Submitted by Janice Midyett
By Thomas A. Dorsey
My parents died within 6 months of each other in December 2001 and May 2002. They were 89 and 82. Our dad died first. My sister and I were in Columbia Falls, Montana, planning Dad’s memorial service as Mother had been living in Immanuel Lutheran Home for a few months. We attended Our Savior’s Lutheran church on Sunday. When Precious Lord was sung, we looked at each other and said—this is a hymn that we will sing during Dad’s service. We did not know at that time that Mother would die a few months later. It was such a great hymn and expressed to us the hope, the desire of the old and worn, to be comforted. We had the same hymn sung at Mother’s service a few months later.
The 3rd verse was always particularly meaningful to me:
When the darkness appears and the night draws near,
And the day is past and gone,
At the river I stand.
Guide my feet, hold my hand.
Take my hand, precious Lord, lead me home.
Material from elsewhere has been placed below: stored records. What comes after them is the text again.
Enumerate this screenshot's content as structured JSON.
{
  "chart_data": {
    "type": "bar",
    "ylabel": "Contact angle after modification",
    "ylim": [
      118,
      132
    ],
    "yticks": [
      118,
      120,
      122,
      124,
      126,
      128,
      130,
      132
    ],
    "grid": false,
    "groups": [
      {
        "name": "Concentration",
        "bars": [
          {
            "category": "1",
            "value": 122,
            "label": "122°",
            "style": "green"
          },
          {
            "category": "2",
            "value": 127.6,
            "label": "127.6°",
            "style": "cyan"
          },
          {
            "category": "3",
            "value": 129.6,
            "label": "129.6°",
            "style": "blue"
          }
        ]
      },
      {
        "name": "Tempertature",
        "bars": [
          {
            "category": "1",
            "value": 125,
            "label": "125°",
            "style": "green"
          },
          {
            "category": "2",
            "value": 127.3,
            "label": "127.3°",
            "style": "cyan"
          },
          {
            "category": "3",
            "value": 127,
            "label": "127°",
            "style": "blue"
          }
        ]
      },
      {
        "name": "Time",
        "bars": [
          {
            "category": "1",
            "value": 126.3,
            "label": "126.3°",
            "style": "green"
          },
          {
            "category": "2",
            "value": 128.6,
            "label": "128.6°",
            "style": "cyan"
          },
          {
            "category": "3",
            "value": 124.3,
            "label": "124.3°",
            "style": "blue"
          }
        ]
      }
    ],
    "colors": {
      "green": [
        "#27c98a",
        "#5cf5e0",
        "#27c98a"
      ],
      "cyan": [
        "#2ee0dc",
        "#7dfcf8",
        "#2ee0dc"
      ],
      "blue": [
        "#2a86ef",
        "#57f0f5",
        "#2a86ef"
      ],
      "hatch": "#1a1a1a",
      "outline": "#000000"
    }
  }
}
I could see my parents at the river, tired and worn, looking across to whatever lay beyond, asking for comfort on the final journey. A few months after my mother died, I had a very meaningful dream that reminded me of this and the hymn “Precious Lord.” In the dream, Mother and I were walking along a familiar street headed toward the Madison Street Bridge. The feeling was pleasant. As we walked, many people joined us. Mother was the only one in color. She had on a light blue cotton dress that I bought for her. As we approached the bridge, more and more people joined. We slowed and I stopped. She continued on for a few steps to the bridge and looked back at me with a quizzical expression as if to say, aren’t you coming? I said,
“I cannot go with you.” She looked at me for a moment and smiled as if she understood and continued over the bridge.
I think of the whole hymn as a prayer.